Bu kez ona madik atıldığı için İlçe Başkanlığını rakibine kaptırıyor.
Üstelik madik atanlar hepsi bir yerde.
Onu desteklemediklerini ballandıra ballandıra anlatıyorlar.
Yersen.
Mağlubiyetten kendilerine hisse çıkarmıyorlar.
Ancak; madik attıklarını iddia ettikleri kişi de onlardan birini desteklemek adına o toplantıya katılıyor.
Öyle değilse niye o toplantıda olsun ki?
Madik atan atana.
xxxxxxxxxx
Madikçilerin birbirlerine attıkları madikleri yazmaya devam etmeyeceğim.
Belki daha sonra.
Muhtemelen, abarttığımı ya da olmaz öyle şey.
Yoktur öyle bir yer diyeceksiniz.
Haklısınız, olmasın zaten.
Olmamalı.
Direk ya da endirekt birbirlerine madik atarken.

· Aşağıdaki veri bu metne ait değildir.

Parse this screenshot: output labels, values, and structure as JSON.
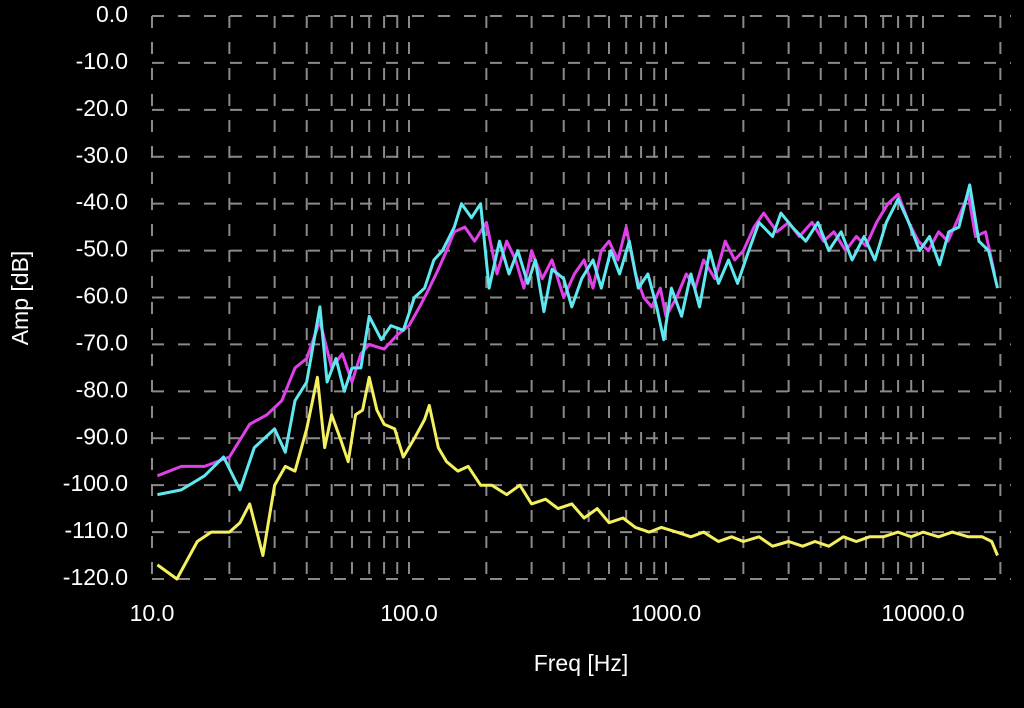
{
  "chart_data": {
    "type": "line",
    "xlabel": "Freq [Hz]",
    "ylabel": "Amp [dB]",
    "xscale": "log",
    "grid": true,
    "xlim": [
      10,
      22000
    ],
    "ylim": [
      -120,
      0
    ],
    "xticks": [
      {
        "value": 10,
        "label": "10.0"
      },
      {
        "value": 100,
        "label": "100.0"
      },
      {
        "value": 1000,
        "label": "1000.0"
      },
      {
        "value": 10000,
        "label": "10000.0"
      }
    ],
    "xminor": [
      20,
      30,
      40,
      50,
      60,
      70,
      80,
      90,
      200,
      300,
      400,
      500,
      600,
      700,
      800,
      900,
      2000,
      3000,
      4000,
      5000,
      6000,
      7000,
      8000,
      9000,
      20000
    ],
    "yticks": [
      {
        "value": 0,
        "label": "0.0"
      },
      {
        "value": -10,
        "label": "-10.0"
      },
      {
        "value": -20,
        "label": "-20.0"
      },
      {
        "value": -30,
        "label": "-30.0"
      },
      {
        "value": -40,
        "label": "-40.0"
      },
      {
        "value": -50,
        "label": "-50.0"
      },
      {
        "value": -60,
        "label": "-60.0"
      },
      {
        "value": -70,
        "label": "-70.0"
      },
      {
        "value": -80,
        "label": "-80.0"
      },
      {
        "value": -90,
        "label": "-90.0"
      },
      {
        "value": -100,
        "label": "-100.0"
      },
      {
        "value": -110,
        "label": "-110.0"
      },
      {
        "value": -120,
        "label": "-120.0"
      }
    ],
    "series": [
      {
        "color": "#e040e8",
        "x": [
          10.5,
          13,
          16,
          20,
          24,
          28,
          32,
          36,
          40,
          45,
          50,
          55,
          60,
          65,
          70,
          80,
          90,
          100,
          110,
          120,
          130,
          140,
          150,
          165,
          180,
          200,
          220,
          240,
          260,
          280,
          300,
          330,
          360,
          400,
          440,
          480,
          520,
          560,
          600,
          650,
          700,
          760,
          820,
          880,
          950,
          1000,
          1100,
          1200,
          1300,
          1400,
          1550,
          1700,
          1850,
          2000,
          2200,
          2400,
          2700,
          3000,
          3300,
          3700,
          4100,
          4500,
          5000,
          5500,
          6000,
          6600,
          7300,
          8000,
          8800,
          9600,
          10500,
          11500,
          12500,
          13500,
          15000,
          16000,
          17500,
          19000
        ],
        "values": [
          -98,
          -96,
          -96,
          -94,
          -87,
          -85,
          -82,
          -75,
          -73,
          -65,
          -75,
          -72,
          -78,
          -72,
          -70,
          -71,
          -68,
          -66,
          -62,
          -58,
          -54,
          -50,
          -46,
          -45,
          -48,
          -44,
          -55,
          -48,
          -52,
          -58,
          -50,
          -56,
          -52,
          -60,
          -55,
          -52,
          -58,
          -50,
          -48,
          -52,
          -45,
          -55,
          -60,
          -62,
          -58,
          -64,
          -60,
          -55,
          -58,
          -52,
          -56,
          -48,
          -52,
          -50,
          -45,
          -42,
          -46,
          -44,
          -47,
          -44,
          -48,
          -46,
          -50,
          -47,
          -49,
          -44,
          -40,
          -38,
          -44,
          -48,
          -50,
          -46,
          -48,
          -44,
          -38,
          -47,
          -46,
          -55
        ]
      },
      {
        "color": "#60e8f0",
        "x": [
          10.5,
          13,
          16,
          19,
          22,
          25,
          30,
          33,
          36,
          40,
          45,
          48,
          52,
          56,
          60,
          65,
          70,
          78,
          85,
          95,
          105,
          115,
          125,
          135,
          150,
          160,
          175,
          190,
          205,
          225,
          245,
          265,
          290,
          310,
          335,
          360,
          400,
          430,
          470,
          520,
          560,
          610,
          660,
          720,
          780,
          850,
          920,
          980,
          1050,
          1150,
          1250,
          1350,
          1480,
          1600,
          1750,
          1900,
          2100,
          2300,
          2600,
          2800,
          3100,
          3500,
          3900,
          4300,
          4800,
          5300,
          5900,
          6500,
          7200,
          8000,
          8800,
          9700,
          10600,
          11600,
          12600,
          13800,
          15200,
          16500,
          18000,
          19500
        ],
        "values": [
          -102,
          -101,
          -98,
          -94,
          -101,
          -92,
          -88,
          -93,
          -82,
          -78,
          -62,
          -78,
          -73,
          -80,
          -75,
          -75,
          -64,
          -69,
          -66,
          -67,
          -60,
          -58,
          -52,
          -50,
          -45,
          -40,
          -43,
          -40,
          -58,
          -48,
          -55,
          -50,
          -57,
          -52,
          -63,
          -54,
          -56,
          -62,
          -56,
          -52,
          -58,
          -50,
          -55,
          -48,
          -58,
          -55,
          -62,
          -69,
          -58,
          -64,
          -55,
          -62,
          -50,
          -57,
          -52,
          -57,
          -50,
          -44,
          -47,
          -42,
          -45,
          -48,
          -44,
          -50,
          -46,
          -52,
          -47,
          -52,
          -44,
          -39,
          -44,
          -50,
          -47,
          -53,
          -46,
          -45,
          -36,
          -48,
          -50,
          -58
        ]
      },
      {
        "color": "#f4f060",
        "x": [
          10.5,
          12.5,
          15,
          17,
          20,
          22,
          24,
          27,
          30,
          33,
          36,
          40,
          44,
          47,
          50,
          54,
          58,
          62,
          66,
          70,
          75,
          80,
          88,
          95,
          105,
          115,
          120,
          130,
          140,
          155,
          170,
          190,
          210,
          240,
          270,
          300,
          340,
          380,
          430,
          480,
          540,
          600,
          680,
          760,
          860,
          960,
          1100,
          1250,
          1400,
          1600,
          1800,
          2000,
          2300,
          2600,
          3000,
          3400,
          3800,
          4300,
          4900,
          5500,
          6200,
          7000,
          8000,
          9000,
          10000,
          11500,
          13000,
          15000,
          17000,
          18500,
          19500
        ],
        "values": [
          -117,
          -120,
          -112,
          -110,
          -110,
          -108,
          -104,
          -115,
          -100,
          -96,
          -97,
          -88,
          -77,
          -92,
          -85,
          -90,
          -95,
          -85,
          -84,
          -77,
          -84,
          -87,
          -88,
          -94,
          -90,
          -86,
          -83,
          -92,
          -95,
          -97,
          -96,
          -100,
          -100,
          -102,
          -100,
          -104,
          -103,
          -105,
          -104,
          -107,
          -105,
          -108,
          -107,
          -109,
          -110,
          -109,
          -110,
          -111,
          -110,
          -112,
          -111,
          -112,
          -111,
          -113,
          -112,
          -113,
          -112,
          -113,
          -111,
          -112,
          -111,
          -111,
          -110,
          -111,
          -110,
          -111,
          -110,
          -111,
          -111,
          -112,
          -115
        ]
      }
    ]
  }
}
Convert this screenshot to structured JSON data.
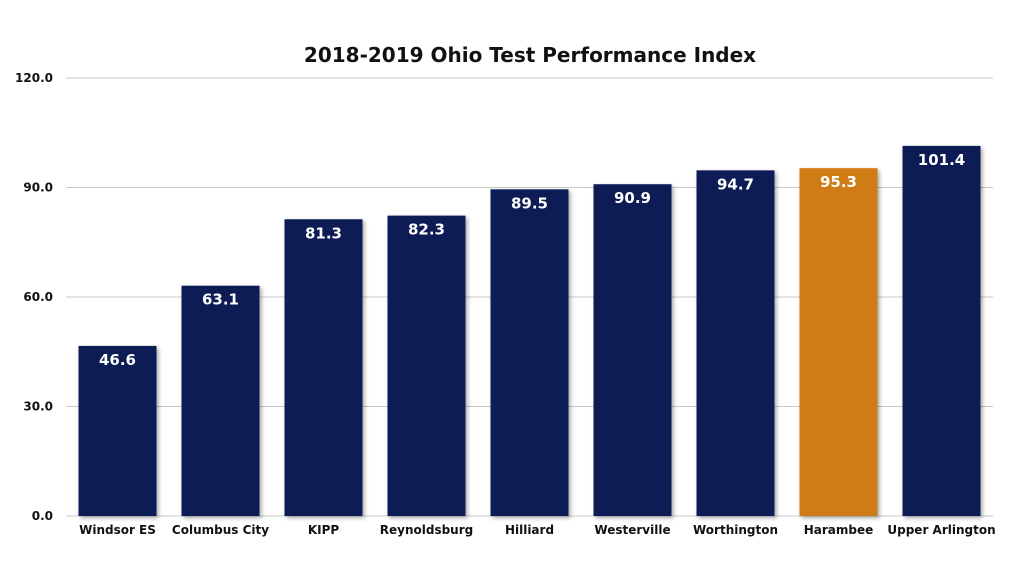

Gerçekte partilerine attıkları madiğin.
Sizce farkında mıdırlar?
Ben de yorum yok.
Onu da siz söyleyin.
Şimdi bu madikçiler dolaylı olarak.
Bilerek ya da bilmeyerek
Bana göre her anını bile bile attılar ya, neyse
Geçen Salı günü bir araya gelmişler.
Gördüğüm aday adayları içerisinde en vizyonlu adaylardan birini desteklemek adına.
Ne diyim.
Hayırlı işler.
Asıl merak ettiğim bu kadar madik atma konusunda tecrübeli ekip.
Bu kez kime madik atacaklar.
Aday adayına mı?
Partilerine mi?
xxxxxxxxx
Ne saçmalıyorsun.
Yoktur böyle bir yer.
Böylelerinin insan içine karışacak özgüvenleri dahi olmaz.
Olamaz.
Diyorsunuz, biliyorum.
Şu Dünya’da öyle bir yer var.
Neresi mi?
ALİAĞA..!
Kalın sağlıcakla…..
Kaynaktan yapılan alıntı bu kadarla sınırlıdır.